My eyes move to the right of the dried beans and I pick up a bag of brown rice. Maybe two? Is that greedy? No, two is probably enough for two days. That’s not too much. Oh look, there are cookies, I know this aisle. I have spent ages poring over the options like a chef choosing his spices while his béchamel sauce bubbles (probably the wrong analogy but you get the idea). Bread! It’s a good idea to buy bread. And eggs? Even though I kind of hate them. They look too alive while they’re on their way to being cooked, morphing from an uncooked egg to semen to a cooked egg and that brief moment in between isn’t pretty. But I’m not thinking like a chef. Chefs don’t compare oeufs to cum.
That is it, I guess? I join the line, pay (not exhaling while I touch the filthy keypad), pick up two bottles of $9 white wine from the store next door and head home and wash my hands for the 17th time today.

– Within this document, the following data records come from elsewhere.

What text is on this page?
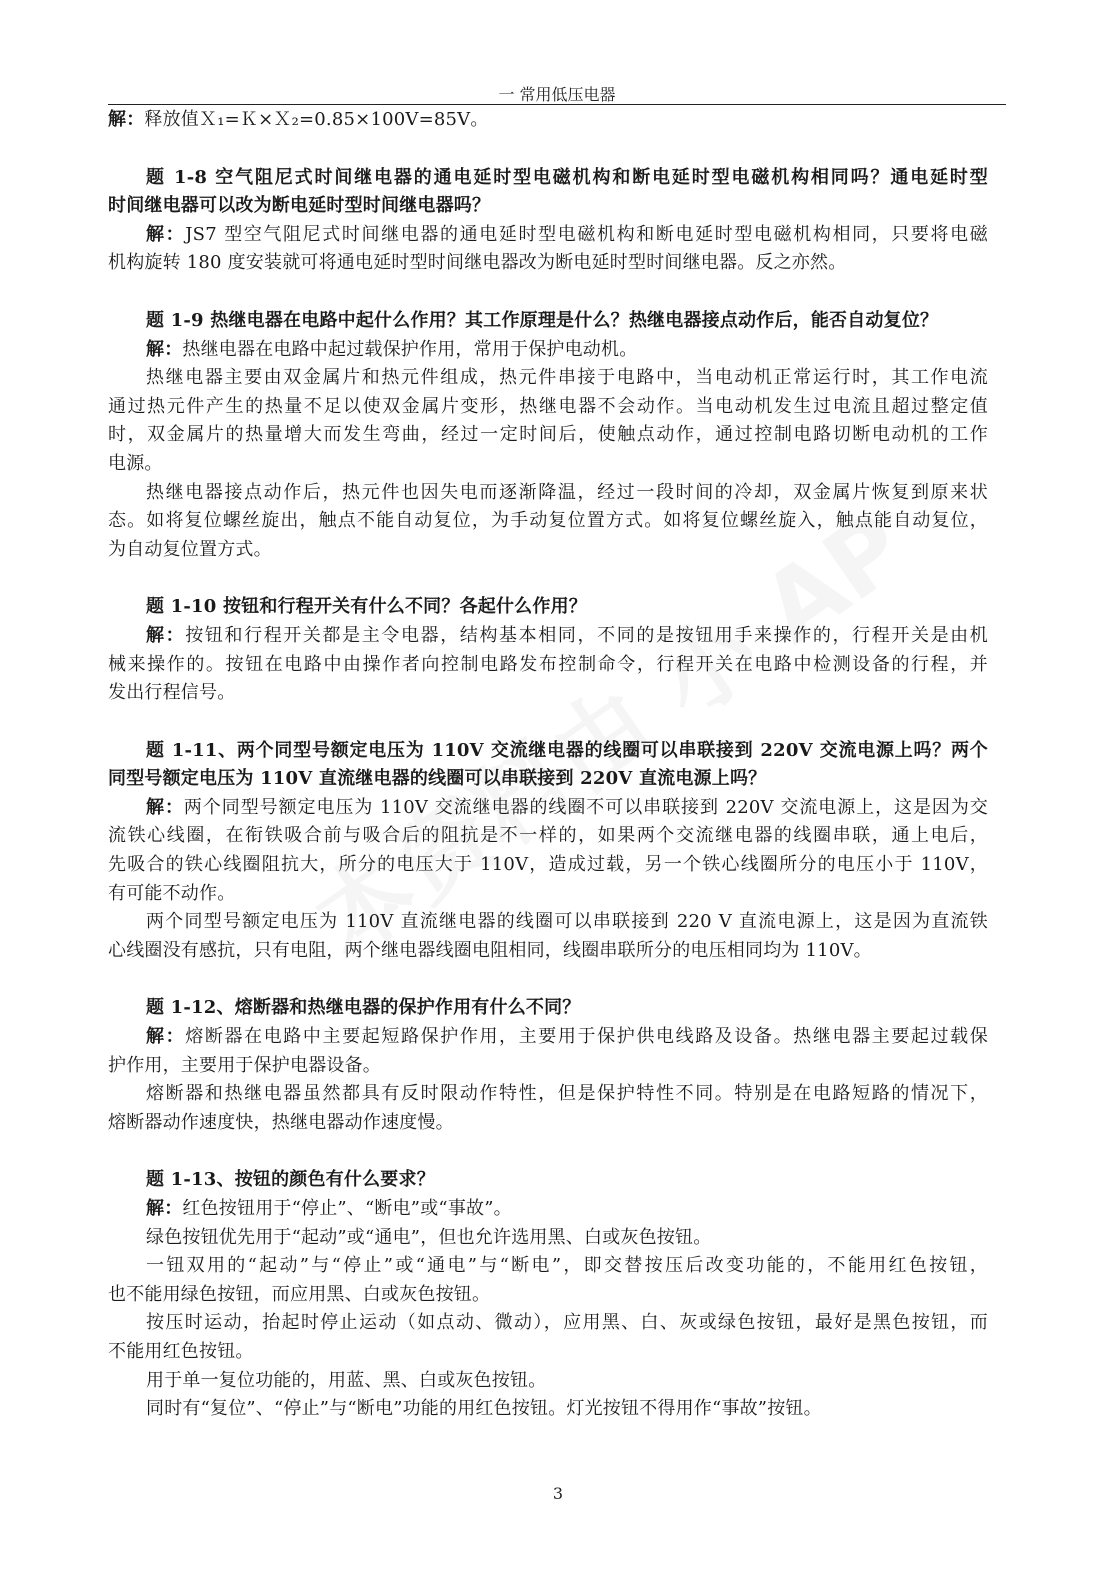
一 常用低压电器
解：释放值Ｘ₁=Ｋ×Ｘ₂=0.85×100V=85V。
题 1-8 空气阻尼式时间继电器的通电延时型电磁机构和断电延时型电磁机构相同吗？通电延时型
时间继电器可以改为断电延时型时间继电器吗？
解：JS7 型空气阻尼式时间继电器的通电延时型电磁机构和断电延时型电磁机构相同，只要将电磁
机构旋转 180 度安装就可将通电延时型时间继电器改为断电延时型时间继电器。反之亦然。
题 1-9 热继电器在电路中起什么作用？其工作原理是什么？热继电器接点动作后，能否自动复位？
解：热继电器在电路中起过载保护作用，常用于保护电动机。
热继电器主要由双金属片和热元件组成，热元件串接于电路中，当电动机正常运行时，其工作电流
通过热元件产生的热量不足以使双金属片变形，热继电器不会动作。当电动机发生过电流且超过整定值
时，双金属片的热量增大而发生弯曲，经过一定时间后，使触点动作，通过控制电路切断电动机的工作
电源。
热继电器接点动作后，热元件也因失电而逐渐降温，经过一段时间的冷却，双金属片恢复到原来状
态。如将复位螺丝旋出，触点不能自动复位，为手动复位置方式。如将复位螺丝旋入，触点能自动复位，
为自动复位置方式。
题 1-10 按钮和行程开关有什么不同？各起什么作用？
解：按钮和行程开关都是主令电器，结构基本相同，不同的是按钮用手来操作的，行程开关是由机
械来操作的。按钮在电路中由操作者向控制电路发布控制命令，行程开关在电路中检测设备的行程，并
发出行程信号。
题 1-11、两个同型号额定电压为 110V 交流继电器的线圈可以串联接到 220V 交流电源上吗？两个
同型号额定电压为 110V 直流继电器的线圈可以串联接到 220V 直流电源上吗？
解：两个同型号额定电压为 110V 交流继电器的线圈不可以串联接到 220V 交流电源上，这是因为交
流铁心线圈，在衔铁吸合前与吸合后的阻抗是不一样的，如果两个交流继电器的线圈串联，通上电后，
先吸合的铁心线圈阻抗大，所分的电压大于 110V，造成过载，另一个铁心线圈所分的电压小于 110V，
有可能不动作。
两个同型号额定电压为 110V 直流继电器的线圈可以串联接到 220 V 直流电源上，这是因为直流铁
心线圈没有感抗，只有电阻，两个继电器线圈电阻相同，线圈串联所分的电压相同均为 110V。
题 1-12、熔断器和热继电器的保护作用有什么不同？
解：熔断器在电路中主要起短路保护作用，主要用于保护供电线路及设备。热继电器主要起过载保
护作用，主要用于保护电器设备。
熔断器和热继电器虽然都具有反时限动作特性，但是保护特性不同。特别是在电路短路的情况下，
熔断器动作速度快，热继电器动作速度慢。
题 1-13、按钮的颜色有什么要求？
解：红色按钮用于“停止”、“断电”或“事故”。
绿色按钮优先用于“起动”或“通电”，但也允许选用黑、白或灰色按钮。
一钮双用的“起动”与“停止”或“通电”与“断电”，即交替按压后改变功能的，不能用红色按钮，
也不能用绿色按钮，而应用黑、白或灰色按钮。
按压时运动，抬起时停止运动（如点动、微动），应用黑、白、灰或绿色按钮，最好是黑色按钮，而
不能用红色按钮。
用于单一复位功能的，用蓝、黑、白或灰色按钮。
同时有“复位”、“停止”与“断电”功能的用红色按钮。灯光按钮不得用作“事故”按钮。
3
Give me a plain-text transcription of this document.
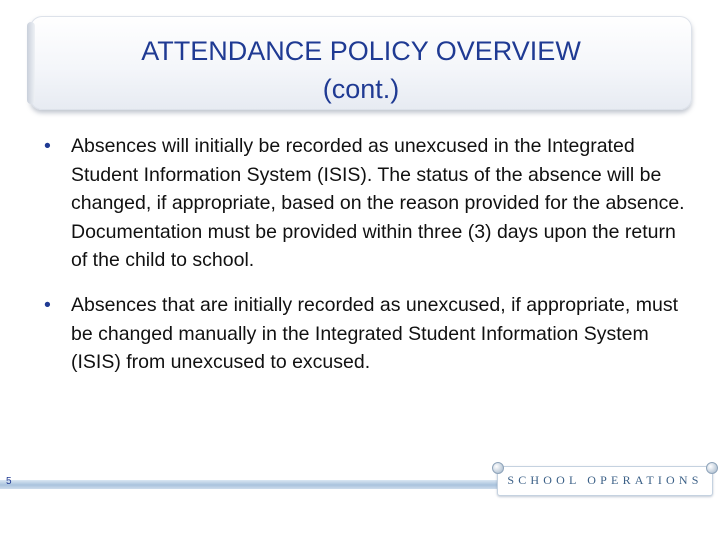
ATTENDANCE POLICY OVERVIEW
(cont.)
•	Absences will initially be recorded as unexcused in the Integrated Student Information System (ISIS). The status of the absence will be changed, if appropriate, based on the reason provided for the absence. Documentation must be provided within three (3) days upon the return of the child to school.
•	Absences that are initially recorded as unexcused, if appropriate, must be changed manually in the Integrated Student Information System (ISIS) from unexcused to excused.
5	SCHOOL OPERATIONS
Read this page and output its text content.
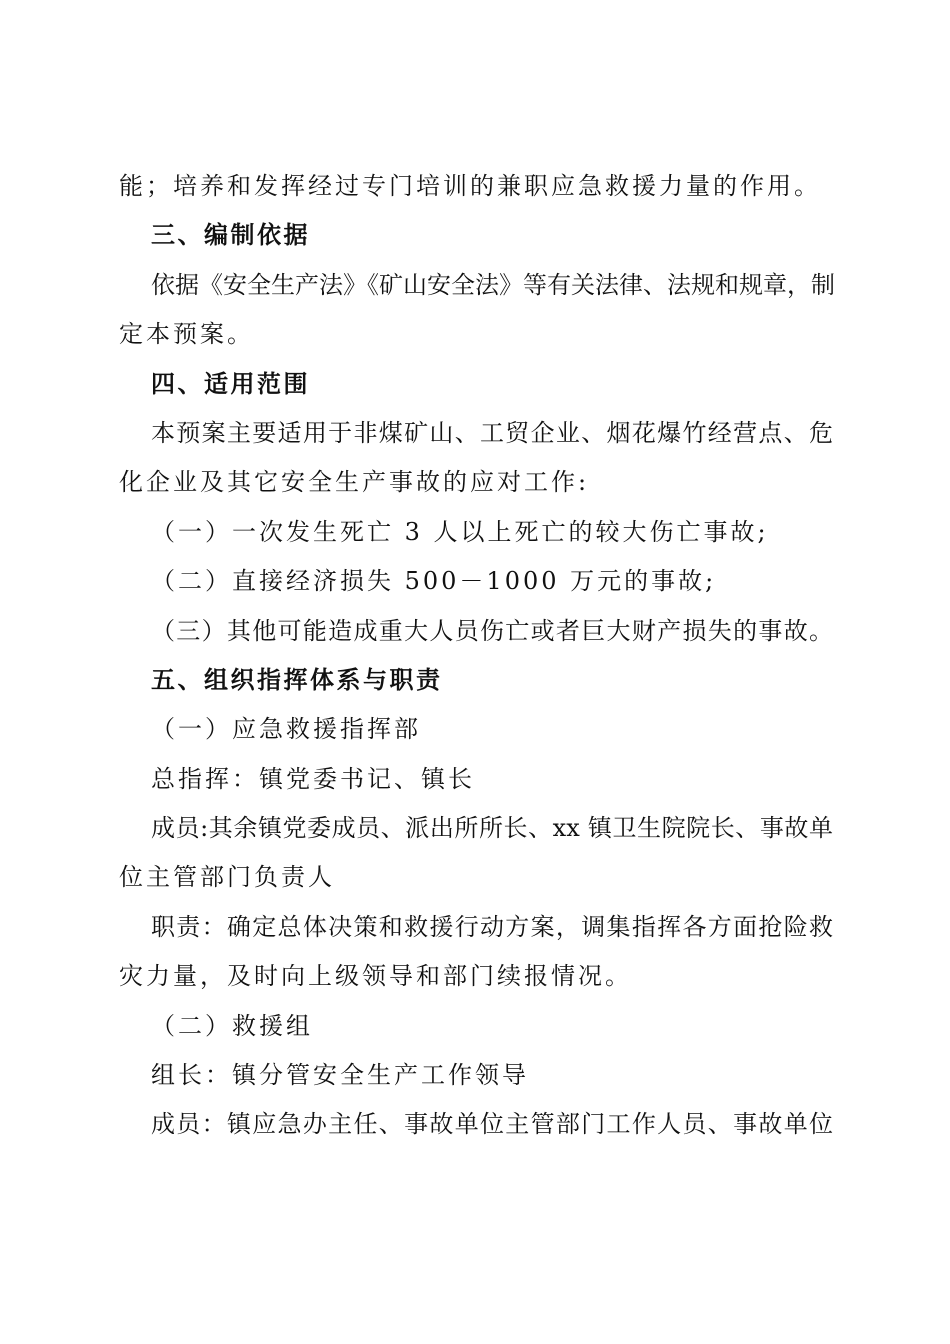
能；培养和发挥经过专门培训的兼职应急救援力量的作用。
三、编制依据
依据《安全生产法》《矿山安全法》等有关法律、法规和规章，制
定本预案。
四、适用范围
本预案主要适用于非煤矿山、工贸企业、烟花爆竹经营点、危
化企业及其它安全生产事故的应对工作:
（一）一次发生死亡 3 人以上死亡的较大伤亡事故;
（二）直接经济损失 500－1000 万元的事故;
（三）其他可能造成重大人员伤亡或者巨大财产损失的事故。
五、组织指挥体系与职责
（一）应急救援指挥部
总指挥：镇党委书记、镇长
成员:其余镇党委成员、派出所所长、xx 镇卫生院院长、事故单
位主管部门负责人
职责：确定总体决策和救援行动方案，调集指挥各方面抢险救
灾力量，及时向上级领导和部门续报情况。
（二）救援组
组长：镇分管安全生产工作领导
成员：镇应急办主任、事故单位主管部门工作人员、事故单位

OK, rice. The packet says to leave it to sit for 20 minutes which is a real bloody pain in the arse because I am hungry now. Then I have to let it boil, which I do, cursing that one woman’s boil is another woman’s simmer and that the word “boil” really needs more clarity but OK. Then I turn down the heat and let it slowly cook for 15 minutes. It looks like I have made enough to feed a large family. I look at my phone. 7.00pm exactly, which helps me with the timings. I start to plate some lettuce leaves and tomatoes (with a wedge of lemon). I look in my cupboards and find some hot sauce. I haven’t tasted any of it yet, but the false pride is giving way to a real one as I heat up a pan to cook an egg.
Mona’s recipe for cooking dinner:
Cook the rice and eggs as best you can. Plate it with the lettuce, tomato and lemon. Voila! You are a chef! Once you are sure you haven’t poisoned yourself, offer to cook for that elderly person who lives in the building next door and is way more scared and lonely than you are right now.